Je suis intimement convaincu qu'Internet, et donc la libéralisation
de l'information médicale, va réaliser une révolution dans
vos pratiques et dans le contact " praticien-malade ".
Pour bien comprendre l'ampleur de cette révolution, j'ai
souhaité prendre le modèle américain, même s'ils ont 4 à 5
ans d'avance sur nous et que seulement 4 millions de français
sont en ligne au moins une fois par jour aujourd'hui.
Une grande étude internationale a écrit, sur la e-santé aux
USA, qu'il s'agissait d'une reprise du pouvoir par les malades.
C'est en partie vrai, même si des résistances apparaissent.
La e-santé aux USA :
L'Industrie de la e-santé, car on parle bien d'e-santé, se
compose de 3 secteurs :
-
- le développement
du contenu, des services et des portails santé ;
-
- l'e-commerce
: pharmacie, assurances, livres, matériels médicaux, etc..
-
- la
connectivité, c'est à dire la mise en relation des
partenaires.
43% des internautes
se servent régulièrement d'Internet pour trouver des réponses
à des questions de santé.
En 1998, 60 millions d'Américains ont cherché de l'information
santé en ligne.
On voit donc l'explosion des services en ligne, les patients
venant chercher une information personnalisée et, très
curieusement, de la chaleur humaine.
On pourrait penser que l'ordinateur est froid et dépersonnalisé.
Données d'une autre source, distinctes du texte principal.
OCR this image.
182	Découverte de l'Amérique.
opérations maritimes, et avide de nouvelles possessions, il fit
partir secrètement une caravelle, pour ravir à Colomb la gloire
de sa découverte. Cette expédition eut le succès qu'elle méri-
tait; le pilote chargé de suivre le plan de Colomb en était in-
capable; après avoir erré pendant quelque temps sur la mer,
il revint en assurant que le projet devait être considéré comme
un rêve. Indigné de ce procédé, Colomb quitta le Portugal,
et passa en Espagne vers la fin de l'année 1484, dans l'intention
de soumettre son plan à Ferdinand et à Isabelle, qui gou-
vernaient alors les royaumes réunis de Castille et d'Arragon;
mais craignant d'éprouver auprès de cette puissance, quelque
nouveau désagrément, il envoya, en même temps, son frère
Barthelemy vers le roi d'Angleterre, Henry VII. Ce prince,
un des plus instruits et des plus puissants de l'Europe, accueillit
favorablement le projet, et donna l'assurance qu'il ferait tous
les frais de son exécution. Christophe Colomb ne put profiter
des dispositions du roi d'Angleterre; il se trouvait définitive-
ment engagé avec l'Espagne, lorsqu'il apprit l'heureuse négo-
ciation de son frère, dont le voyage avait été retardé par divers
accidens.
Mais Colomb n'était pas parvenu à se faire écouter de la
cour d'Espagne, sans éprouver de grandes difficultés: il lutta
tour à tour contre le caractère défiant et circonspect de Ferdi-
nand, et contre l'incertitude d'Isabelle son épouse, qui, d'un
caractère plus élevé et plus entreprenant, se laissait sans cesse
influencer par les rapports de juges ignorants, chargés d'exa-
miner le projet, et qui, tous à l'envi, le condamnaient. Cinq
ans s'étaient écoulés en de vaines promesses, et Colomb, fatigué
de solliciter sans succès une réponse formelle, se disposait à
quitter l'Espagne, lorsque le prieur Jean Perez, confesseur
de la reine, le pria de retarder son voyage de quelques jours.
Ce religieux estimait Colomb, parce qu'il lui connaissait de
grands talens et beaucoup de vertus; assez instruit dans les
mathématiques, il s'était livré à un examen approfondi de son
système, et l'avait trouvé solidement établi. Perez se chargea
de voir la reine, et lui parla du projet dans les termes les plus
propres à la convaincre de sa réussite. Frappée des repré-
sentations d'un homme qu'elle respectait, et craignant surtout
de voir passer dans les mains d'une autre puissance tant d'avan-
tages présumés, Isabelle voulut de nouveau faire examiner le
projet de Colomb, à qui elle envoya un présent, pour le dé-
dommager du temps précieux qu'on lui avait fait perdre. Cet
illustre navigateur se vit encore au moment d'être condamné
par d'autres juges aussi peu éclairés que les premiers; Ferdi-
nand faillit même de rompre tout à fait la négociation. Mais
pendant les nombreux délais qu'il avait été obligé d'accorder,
C'est en fait, grâce aux contacts faciles et à la gratuité,
l'inverse qui se produit. 70% des chercheurs d'informations médicales estiment
qu'Internet leur permet de réaliser des choix meilleurs dans
leur vie.
Un malade trouve, grâce à Internet, son identique, atteint de
la même pathologie et avec lequel il peut converser.
Le patient
trouve des structures de soins qui répondent à ses
interrogations, des bases de données sur telle ou telle
maladie, etc..
4 services se sont développés
très rapidement sur Internet :
-
- le dossier médical
virtualisé ;
-
- la
consultation virtuelle ;
-
- la
popularisation des essais cliniques ;
-
- l'essor des
communautés de patients.
La consultation
virtuelle a dû son succès à la frustration des malades en
matière d'information.
La durée de la consultation chez le médecin est d'en moyenne
10 minutes.
Le patient consommateur de la santé demande toujours plus de
services.
Le professionnel ne répond pas toujours aux attentes du
patient.
Rappelons qu'un médecin devrait lire 19 articles par
jour, 365 jours par an, pour être au fait des nouvelles données
médicales et que le savoir médical scientifique double tous
les 7 ans.
Il est périssable.
Aux USA, le monopole de l'information médicale a été sérieusement
ébranlé par Internet.
Medline, qui est la principale base de données et qui contient
9,2 millions d'articles, a vu son nombre de requêtes passées
de 7 millions en 1997 à 120 millions en 1998.
La demande est
exponentielle et non linéaire.
60 millions d'Américains ont cherché une information en ligne
en 1998.
En arrachant le monopole de l'information au corps médical, le
consommateur de soins devient un gestionnaire de son capital
santé.
En juillet 1998, voici ce qui était le pourcentage de
l'ensemble des internautes santé, l'information recherchée :
-
52% pour une maladie
-
36% pour un régime et nutrition,
-
33% pour des problèmes de pharmacopée
-
32% pour des nouvelles sur la santé
-
31% pour une pathologie de la femme
-
29% sur la forme physique,
-
18% sur le cancer,
-
15% sur la santé des enfants,
-
14% sur la pathologie cardiaque
-
11% sur l'assurance
La consultation virtuelle va du stade de la documentation simple
ou bibliographique, en passant par le diagnostic, pour finir à
la prescription délivrée par une pharmacie virtuelle.
Quelques chiffres :
Americas Doctor, le leader, emploie 42 médecins, produit 5.000
visites par jour et a traité 2 millions de visiteurs en 1999.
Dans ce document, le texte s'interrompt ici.